Computer Methods and Programs in Biomedicine ( IF 4.9 ) Pub Date : 2021-01-07 , DOI: 10.1016/j.cmpb.2020.105913 Lazaros Tsochatzidis , Panagiota Koutla , Lena Costaridou , Ioannis Pratikakis
Background and ObjectivesSegmentation of mammographic lesions has been proven to be a valuable source of information, as it can assist in both extracting shape-related features and providing accurate localization of the lesion. In this work, a methodology is proposed for integrating mammographic mass segmentation information into a convolutional neural network (CNN), aiming to improve the diagnosis of breast cancer in mammograms. MethodsThe proposed methodology involves modification of each convolutional layer of a CNN, so that information of not only the input image but also the corresponding segmentation map is considered.

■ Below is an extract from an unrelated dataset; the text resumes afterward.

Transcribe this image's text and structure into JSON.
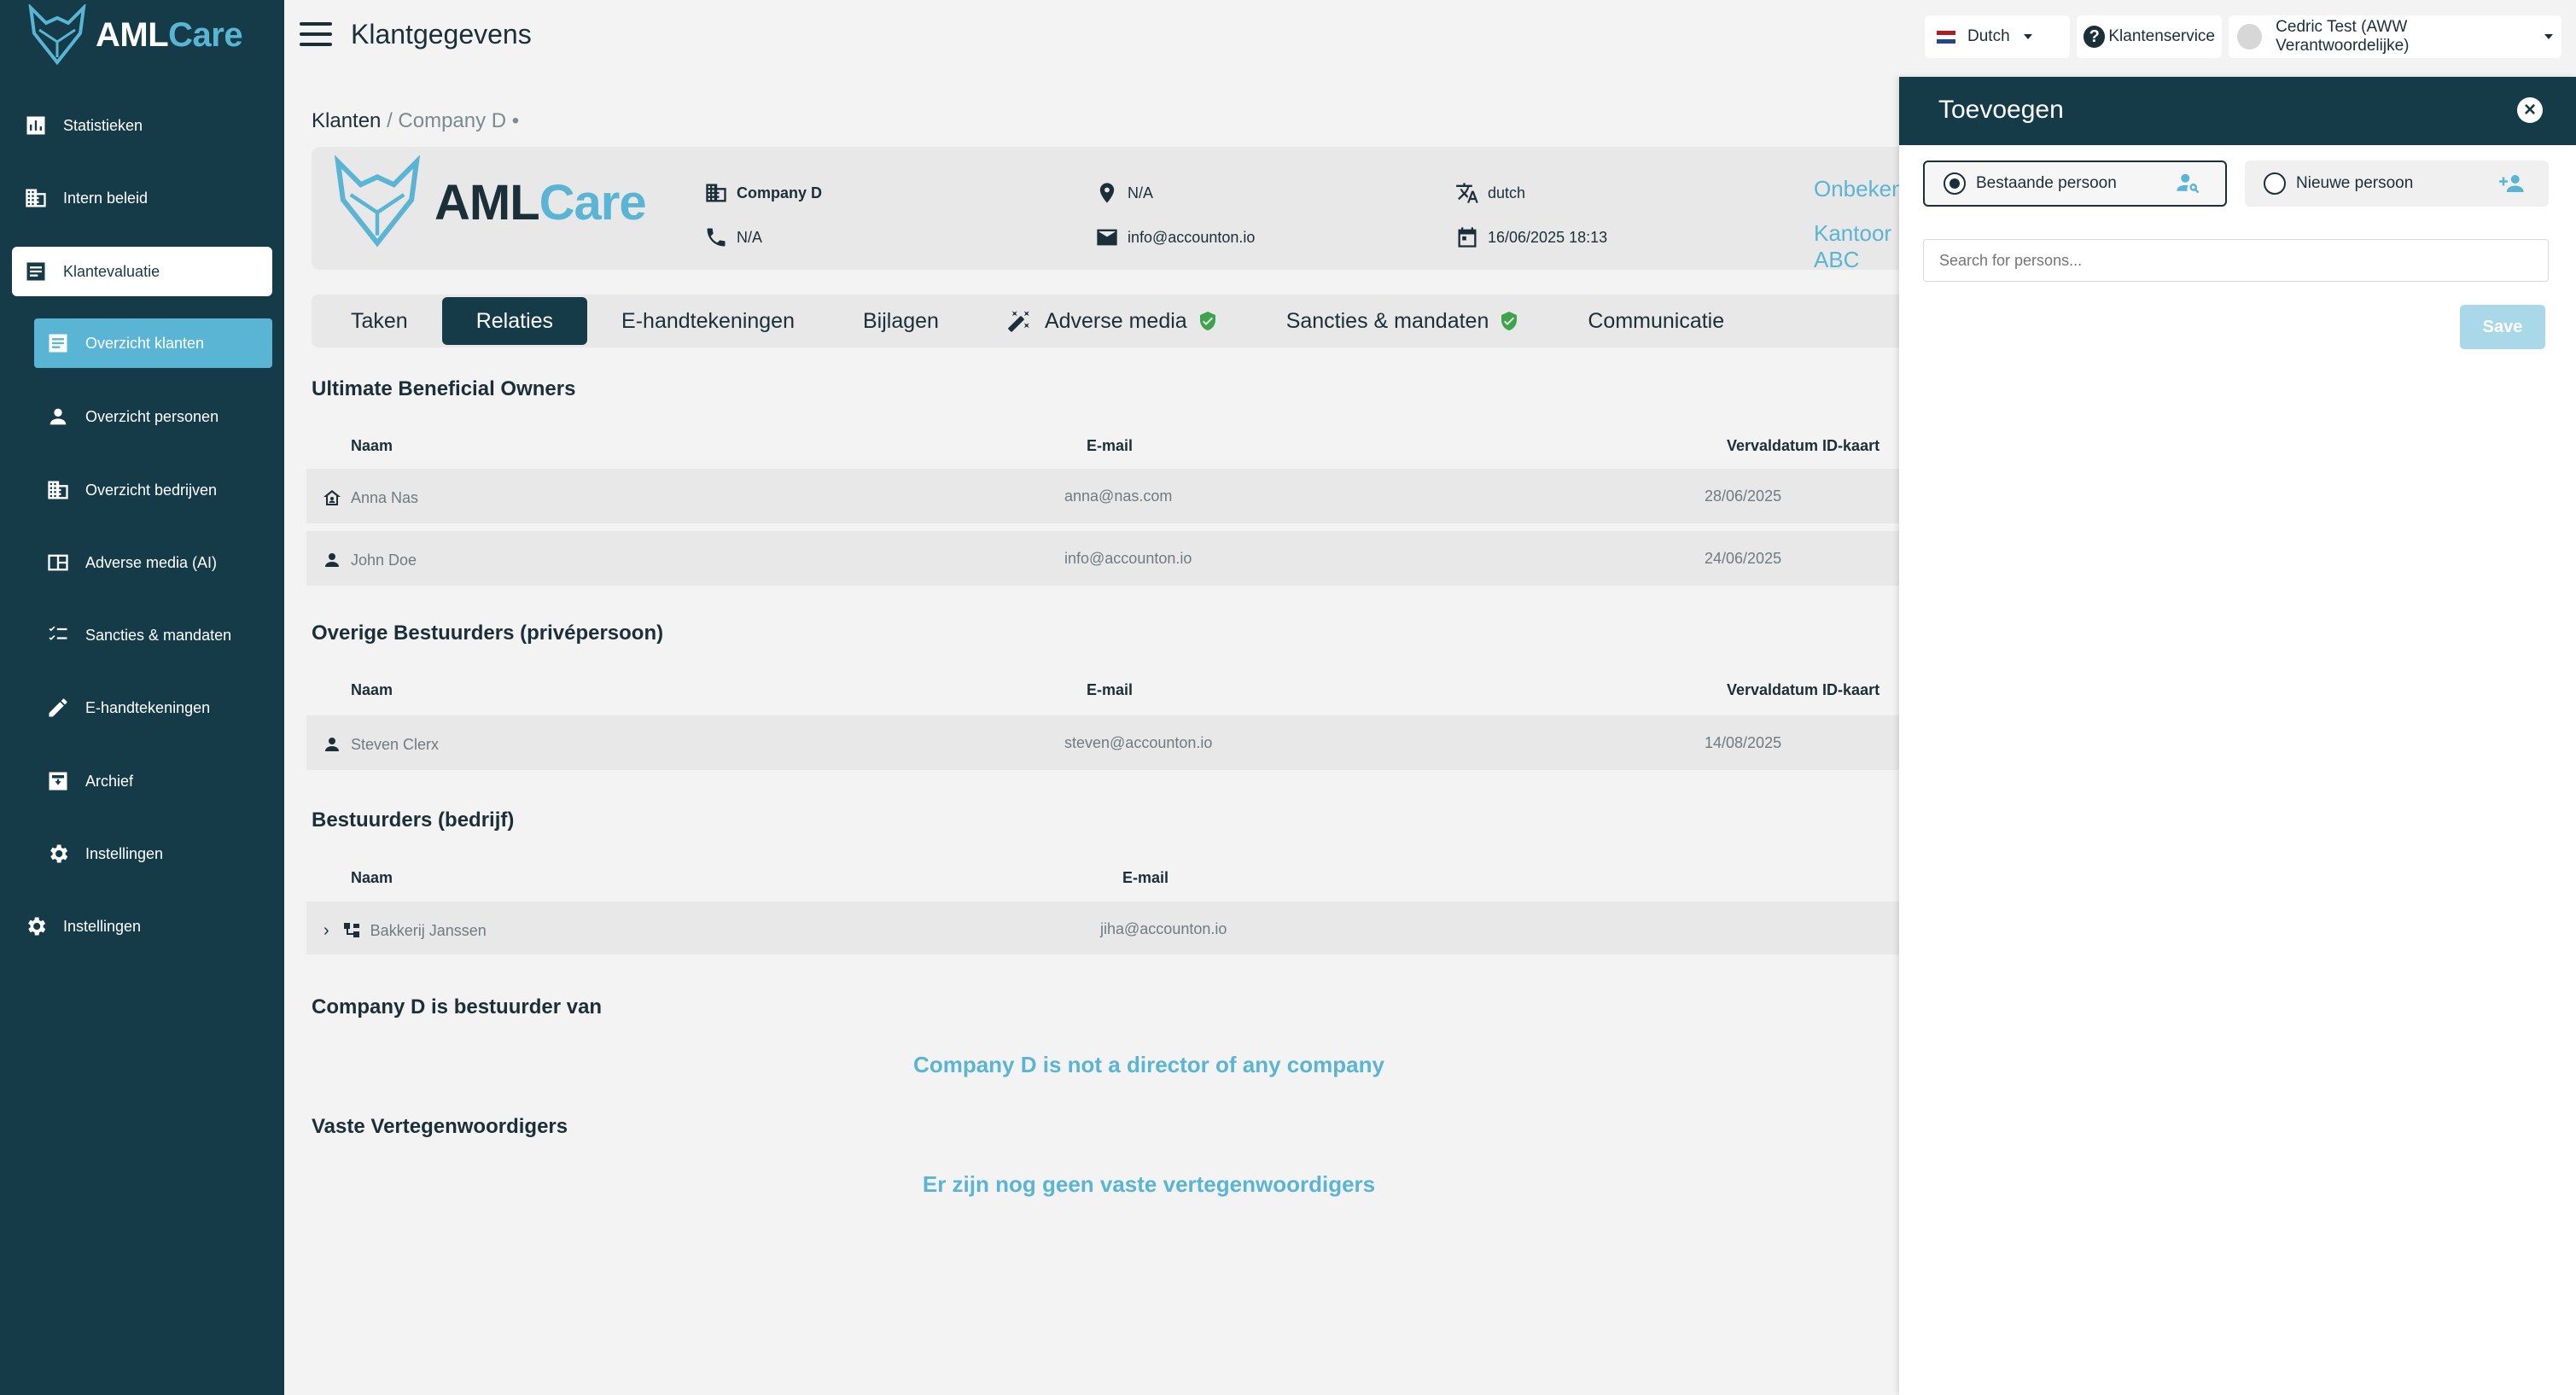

Furthermore, a new loss function is introduced, which adds an extra term to the standard cross-entropy, aiming to steer the attention of the network to the mass region, penalizing strong feature activations based on their location. The segmentation maps are acquired either from the provided ground-truth or from an automatic segmentation stage. ResultsPerformance evaluation in diagnosis is conducted on two mammographic mass datasets, namely DDSM-400 and CBIS-DDSM, with differences in quality of the corresponding ground-truth segmentation maps. The proposed method achieves diagnosis performance of 0.898 and 0.862 in terms AUC when using ground-truth segmentation maps and a maximum of 0.880 and 0.860 when a U-Net-based automatic segmentation stage is employed, for DDSM-400 and CBIS-DDSM, respectively. ConclusionsThe experimental results demonstrate that integrating segmentation information into a CNN leads to improved performance in breast cancer diagnosis of mammographic masses.
中文翻译:
将分割信息整合到CNN中以进行乳房X线摄影肿块的乳腺癌诊断
背景与目的乳腺钼靶病变的分割已被证明是有价值的信息来源,因为它可以帮助提取与形状相关的特征并提供病变的准确定位。在这项工作中,提出了一种将乳腺X线摄影质量分割信息集成到卷积神经网络(CNN)中的方法,旨在改善乳腺X线照片中对乳腺癌的诊断。方法所提出的方法涉及对CNN的每个卷积层的修改,因此不仅要考虑输入图像的信息,还要考虑相应的分割图。此外,引入了新的损失函数,该函数为标准交叉熵增加了一个附加项,目的是将网络的注意力引向质量区域,从而根据其位置对强大的特征激活进行惩罚。从提供的地面真相或从自动分段阶段获取分段图。结果诊断的性能评估是在两个乳房X线摄影质量数据集DDSM-400和CBIS-DDSM上进行的,相应的地面真相分割图的质量有所不同。对于DDSM-400和CBIS-DDSM,所提出的方法在使用地面真实分割图时的诊断性能分别为AUC的0.898和0.862,在使用基于U-Net的自动分割阶段时的诊断性能分别为0.880和0.860。 。结论实验结果表明,将分割信息整合到CNN中可以提高乳腺X线摄影肿块的乳腺癌诊断性能。